On this date in 1922, the last federal troops left Fort Apache just as the first Lutheran mission was dedicated there with the baptism of 100 Apaches.
Friday, May 10
On this date in 1863, the Pioneer Mining District on Lynx Creek was formed after five members of the party led by Captain Joseph Walker discovered gold along Lynx Creek.
On this date in 1872, the Tully-Ochoa wagon train was attacked in Canyon del Oro by 300 Indians. Five men were killed and many more wounded, mules were stolen and the wagons burned.

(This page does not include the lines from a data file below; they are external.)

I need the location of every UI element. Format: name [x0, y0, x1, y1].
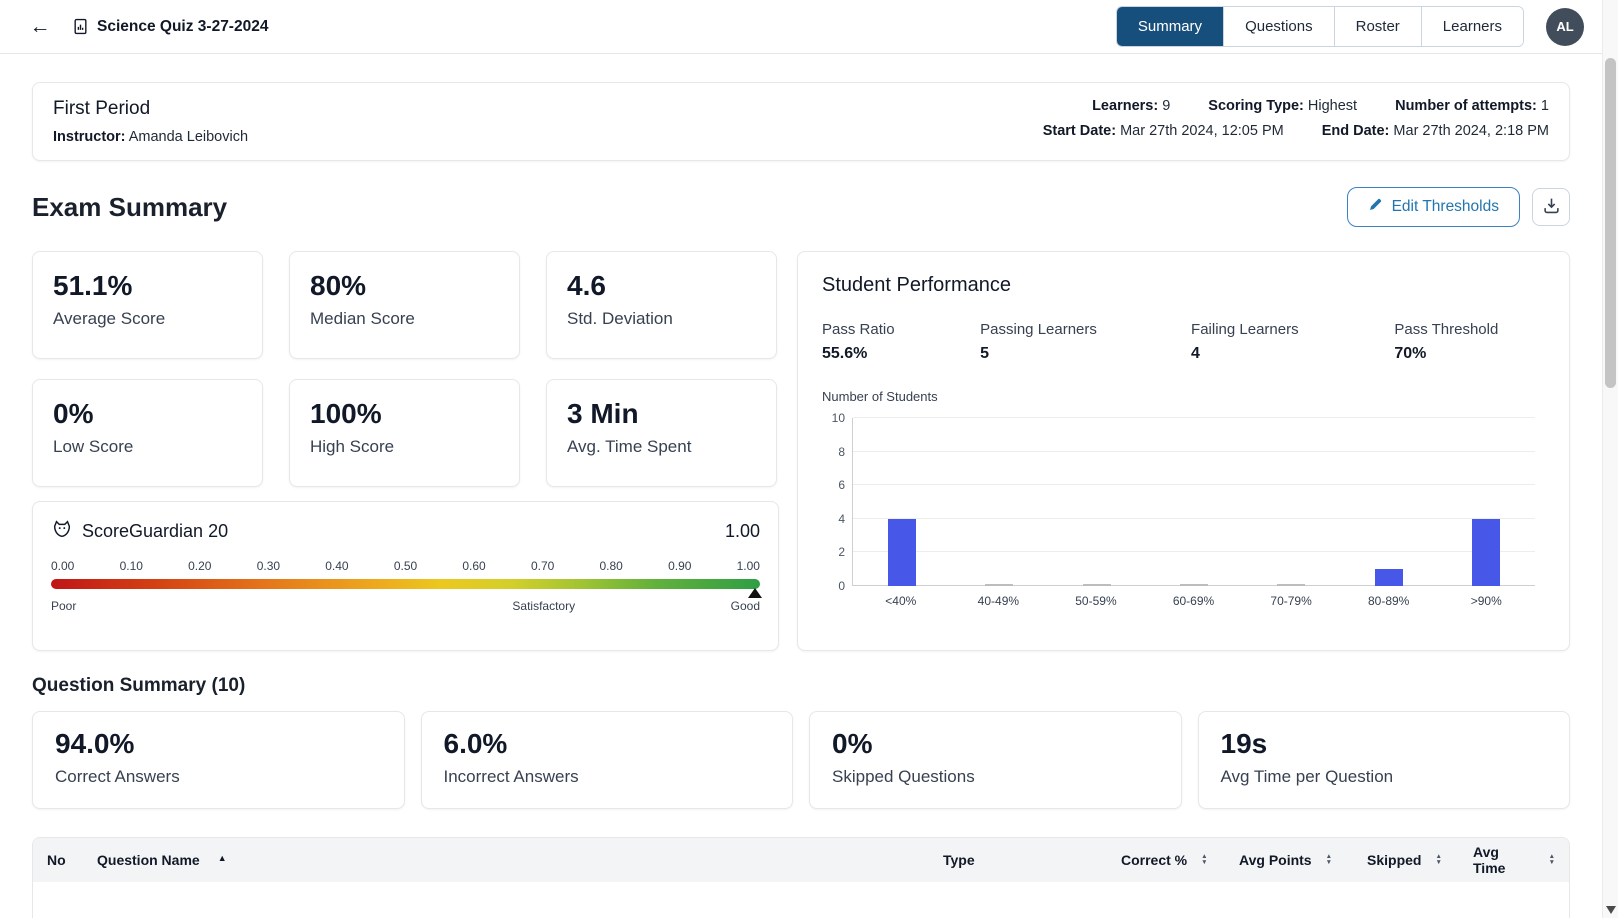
meta-attempts: Number of attempts: 1	[1395, 98, 1549, 114]
y-axis-tick: 0	[821, 579, 845, 593]
stat-correct-answers: 94.0% Correct Answers	[32, 711, 405, 809]
top-bar: ← Science Quiz 3-27-2024 Summary Questio…	[0, 0, 1602, 54]
y-axis-tick: 4	[821, 512, 845, 526]
student-performance-card: Student Performance Pass Ratio 55.6% Pas…	[797, 251, 1570, 651]
scoreguardian-icon	[51, 518, 73, 545]
metric-pass-threshold: Pass Threshold 70%	[1394, 321, 1545, 363]
x-axis-label: 50-59%	[1047, 594, 1145, 608]
y-axis-tick: 8	[821, 445, 845, 459]
stat-median-score: 80% Median Score	[289, 251, 520, 359]
class-name: First Period	[53, 98, 248, 120]
student-performance-title: Student Performance	[822, 274, 1545, 297]
question-stats-grid: 94.0% Correct Answers 6.0% Incorrect Ans…	[32, 711, 1570, 809]
pencil-icon	[1368, 197, 1383, 217]
stat-incorrect-answers: 6.0% Incorrect Answers	[421, 711, 794, 809]
y-axis-tick: 2	[821, 545, 845, 559]
scale-label-satisfactory: Satisfactory	[512, 599, 575, 613]
bar	[985, 584, 1013, 586]
question-table: No Question Name▲ Type Correct %▲▼	[32, 837, 1570, 918]
scrollbar-thumb[interactable]	[1605, 58, 1616, 388]
performance-metrics: Pass Ratio 55.6% Passing Learners 5 Fail…	[822, 321, 1545, 363]
x-axis-label: <40%	[852, 594, 950, 608]
sort-icon: ▲▼	[1326, 854, 1332, 866]
download-report-button[interactable]	[1532, 188, 1570, 226]
meta-learners: Learners: 9	[1092, 98, 1170, 114]
class-info-card: First Period Instructor: Amanda Leibovic…	[32, 82, 1570, 161]
bar	[888, 519, 916, 586]
question-summary-heading: Question Summary (10)	[32, 675, 1570, 697]
score-gradient-bar	[51, 579, 760, 589]
x-axis-labels: <40%40-49%50-59%60-69%70-79%80-89%>90%	[852, 594, 1535, 608]
x-axis-label: 70-79%	[1242, 594, 1340, 608]
quiz-title-wrap: Science Quiz 3-27-2024	[72, 18, 268, 36]
app: ← Science Quiz 3-27-2024 Summary Questio…	[0, 0, 1618, 918]
stat-skipped-questions: 0% Skipped Questions	[809, 711, 1182, 809]
scoreguardian-card: ScoreGuardian 20 1.00 0.000.10 0.200.30 …	[32, 501, 779, 651]
stat-average-score: 51.1% Average Score	[32, 251, 263, 359]
stat-avg-time-per-question: 19s Avg Time per Question	[1198, 711, 1571, 809]
meta-end-date: End Date: Mar 27th 2024, 2:18 PM	[1322, 123, 1549, 139]
instructor-name: Amanda Leibovich	[129, 129, 248, 145]
scoreguardian-title: ScoreGuardian 20	[82, 521, 228, 542]
col-question-name[interactable]: Question Name▲	[83, 838, 929, 882]
scroll-down-arrow-icon[interactable]	[1606, 906, 1616, 914]
meta-start-date: Start Date: Mar 27th 2024, 12:05 PM	[1043, 123, 1284, 139]
tab-summary[interactable]: Summary	[1117, 7, 1223, 46]
x-axis-label: 80-89%	[1340, 594, 1438, 608]
y-axis-tick: 10	[821, 411, 845, 425]
stat-high-score: 100% High Score	[289, 379, 520, 487]
tab-roster[interactable]: Roster	[1334, 7, 1421, 46]
bar	[1180, 584, 1208, 586]
bar	[1277, 584, 1305, 586]
col-avg-points[interactable]: Avg Points▲▼	[1225, 838, 1353, 882]
stat-low-score: 0% Low Score	[32, 379, 263, 487]
col-correct-percent[interactable]: Correct %▲▼	[1107, 838, 1225, 882]
col-type: Type	[929, 838, 1107, 882]
scoreguardian-ticks: 0.000.10 0.200.30 0.400.50 0.600.70 0.80…	[51, 559, 760, 573]
edit-thresholds-button[interactable]: Edit Thresholds	[1347, 187, 1520, 227]
col-avg-time[interactable]: Avg Time▲▼	[1459, 838, 1569, 882]
exam-stats-grid: 51.1% Average Score 80% Median Score 4.6…	[32, 251, 779, 487]
bar	[1472, 519, 1500, 586]
performance-bar-chart: 0246810	[852, 418, 1535, 586]
y-axis-tick: 6	[821, 478, 845, 492]
scale-label-poor: Poor	[51, 599, 76, 613]
download-icon	[1543, 197, 1560, 217]
avatar[interactable]: AL	[1546, 8, 1584, 46]
metric-passing-learners: Passing Learners 5	[980, 321, 1191, 363]
col-skipped[interactable]: Skipped▲▼	[1353, 838, 1459, 882]
col-no: No	[33, 838, 83, 882]
bar	[1375, 569, 1403, 586]
y-axis-title: Number of Students	[822, 389, 1545, 404]
sort-icon: ▲▼	[1549, 854, 1555, 866]
sort-asc-icon: ▲	[218, 853, 227, 863]
stat-std-deviation: 4.6 Std. Deviation	[546, 251, 777, 359]
score-marker-icon	[748, 588, 762, 598]
tab-questions[interactable]: Questions	[1223, 7, 1334, 46]
sort-icon: ▲▼	[1435, 854, 1441, 866]
table-row	[33, 882, 1569, 918]
page-scrollbar	[1602, 0, 1618, 918]
scale-label-good: Good	[731, 599, 760, 613]
quiz-document-icon	[72, 18, 89, 35]
stat-avg-time-spent: 3 Min Avg. Time Spent	[546, 379, 777, 487]
sort-icon: ▲▼	[1201, 854, 1207, 866]
class-meta: Learners: 9 Scoring Type: Highest Number…	[1043, 98, 1549, 145]
scoreguardian-value: 1.00	[725, 521, 760, 542]
meta-scoring-type: Scoring Type: Highest	[1208, 98, 1357, 114]
instructor-line: Instructor: Amanda Leibovich	[53, 129, 248, 145]
back-button[interactable]: ←	[24, 11, 56, 43]
tab-learners[interactable]: Learners	[1421, 7, 1523, 46]
metric-pass-ratio: Pass Ratio 55.6%	[822, 321, 980, 363]
x-axis-label: >90%	[1437, 594, 1535, 608]
exam-summary-heading: Exam Summary	[32, 192, 227, 223]
page-title: Science Quiz 3-27-2024	[97, 18, 268, 36]
tab-bar: Summary Questions Roster Learners	[1116, 6, 1524, 47]
bar	[1083, 584, 1111, 586]
x-axis-label: 40-49%	[950, 594, 1048, 608]
x-axis-label: 60-69%	[1145, 594, 1243, 608]
metric-failing-learners: Failing Learners 4	[1191, 321, 1394, 363]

On this date in 1913, the town of Miami was barely saved from total disaster when a fire — started in the Arizona Eastern freight depot — destroyed the A.E. station, a warehouse and several freight cars, and damaged hotels and residences in the area.
On this date in 1928, the University of Arizona Dean of Women decided that women must wear stockings, and could not appear on campus in abbreviated costumes.
Saturday, May 11
On this date in 1889, a band of masked men ambushed Major J.W. Wham and his military escort carrying a $26,000 army payroll to Fort Thomas. The payroll was stolen and eight soldiers were wounded.
On this date in 1910, the Maricopa-Phoenix train was held up about 8 miles (13 kilometers) from Maricopa. Two bandits relieved all the passengers of their valuables and one passenger was struck over the head with a revolver.
On this date in 1910, work began on the north-south territorial highway out of Prescott.
On this date in 1934, Tucson’s first city hall building, which was built in 1881, was destroyed by fire.